無事に着地し、ゆっくりリリスとパパラを降ろすと、そこに駆け寄って来る勇者パーティ。
「マデラさん!? 今上から落ちて来ませんでした!?」
「ええ、少し。用事があったもので」
「そちらのお二方や先ほどのハーピィ種の方は……」
「Sランクダンジョンの方々ですよ。街で見かけた時は大丈夫ですが、ダンジョン内で見かけたら逃げてください」
逃げられない方々しか居ませんけど。
「何なニー。ドr」
危うくドラちゃんといつも通り呼ばれそうになり、口を押さえつける。
ドラちゃん、といつも通り呼ばれるのもまずいですがモンスター語を話しているのを聞かれるのもマズイです。
明らかに人間では無理な発音しますので。
「勇者様方に紹介しておきましょう。こちら、Sランクダンジョンのハーピィの塔のダンジョンマスターです。そうですね、他のSランクよりは難易度は下がるかと思います」
何か言いたげにハーピィがじたばたしていますが、放して余計なこと口走られたら困りますので無視です。
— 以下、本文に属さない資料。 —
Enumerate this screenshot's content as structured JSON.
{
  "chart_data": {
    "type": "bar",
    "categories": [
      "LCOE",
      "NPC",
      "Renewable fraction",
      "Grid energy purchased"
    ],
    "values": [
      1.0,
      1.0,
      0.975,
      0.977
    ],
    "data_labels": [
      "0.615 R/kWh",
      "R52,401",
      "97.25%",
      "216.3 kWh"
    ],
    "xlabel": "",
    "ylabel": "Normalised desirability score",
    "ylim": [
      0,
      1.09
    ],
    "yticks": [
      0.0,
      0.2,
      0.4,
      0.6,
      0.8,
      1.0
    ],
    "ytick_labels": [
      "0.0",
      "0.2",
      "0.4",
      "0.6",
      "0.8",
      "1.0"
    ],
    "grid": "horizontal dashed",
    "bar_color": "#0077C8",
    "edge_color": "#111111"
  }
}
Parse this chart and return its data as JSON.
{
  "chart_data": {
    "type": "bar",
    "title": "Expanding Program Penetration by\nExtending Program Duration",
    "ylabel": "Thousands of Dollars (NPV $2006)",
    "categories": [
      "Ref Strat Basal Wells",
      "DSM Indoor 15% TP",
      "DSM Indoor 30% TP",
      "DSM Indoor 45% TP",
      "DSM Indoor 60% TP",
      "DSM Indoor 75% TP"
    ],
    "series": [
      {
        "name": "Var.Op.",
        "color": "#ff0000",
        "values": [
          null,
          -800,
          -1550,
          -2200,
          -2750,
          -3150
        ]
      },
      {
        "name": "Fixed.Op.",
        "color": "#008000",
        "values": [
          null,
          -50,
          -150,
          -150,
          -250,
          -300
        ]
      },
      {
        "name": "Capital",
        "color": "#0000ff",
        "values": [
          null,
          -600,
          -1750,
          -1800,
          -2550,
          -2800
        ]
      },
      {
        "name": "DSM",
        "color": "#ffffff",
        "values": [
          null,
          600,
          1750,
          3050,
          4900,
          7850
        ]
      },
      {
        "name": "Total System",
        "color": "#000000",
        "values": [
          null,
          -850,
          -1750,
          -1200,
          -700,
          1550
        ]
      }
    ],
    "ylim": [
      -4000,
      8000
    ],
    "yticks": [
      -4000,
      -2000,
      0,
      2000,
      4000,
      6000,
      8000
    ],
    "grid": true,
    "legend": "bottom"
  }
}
「こちらで気を失っているリリスは誘惑の館と呼ばれるSランクダンジョンのマスターです。こちらのダンジョンは現在クリア不能も同然なのでオススメいたしません」
「クリア不能って、それダンジョンとしてどうなんだよ」
「クリア不能とは言っておりません。不能同然なのです。彼女は魅了魔法を得意としておりますが、その魅了魔法を破れた者がまずいません。そして範囲はダンジョン内全域に及びます」
「てことは……」
「魅了耐性が彼女の魅了魔法を上回っている場合のみクリア可能です。が、前例がありません」
「やっぱりおかしいでしょ!」
「Sランクダンジョンの説明に、デタラメです。と記載してあるはずです。こういう意味です」
絶句する勇者達。
ええ、気持ちは凄くわかります。
「でもなんで僕たちに紹介を?」
「ふと、貴方方ならば挑戦するかもしれないと思ったからです。今すぐにとは言わずとも、将来的に」
少し照れながら、頭を掻く勇者に戦士は、社交辞令だばーか。と頭を小突く。
そこに、ふわふわと降りてくる姉御。
「おや? またチビッ子らか。どうしたんや?」
「あ、神楽さん。ありがとうございました! いつか必ずダンジョンに挑戦しに来ます!」
姿を見るなり勇者は深々と頭を下げる。
「ま、頑張りや」
僅かに微笑みひらひらと手を振って、勇者パーティの背中を見送る。
さて、彼らが挑むのは一体どれくらい先の話ですかね。
途中からすっかり動かなくなったハーピィを見れば、
白目をになっていたため慌てて手を放す。ごめんなさい。呼吸止めてました。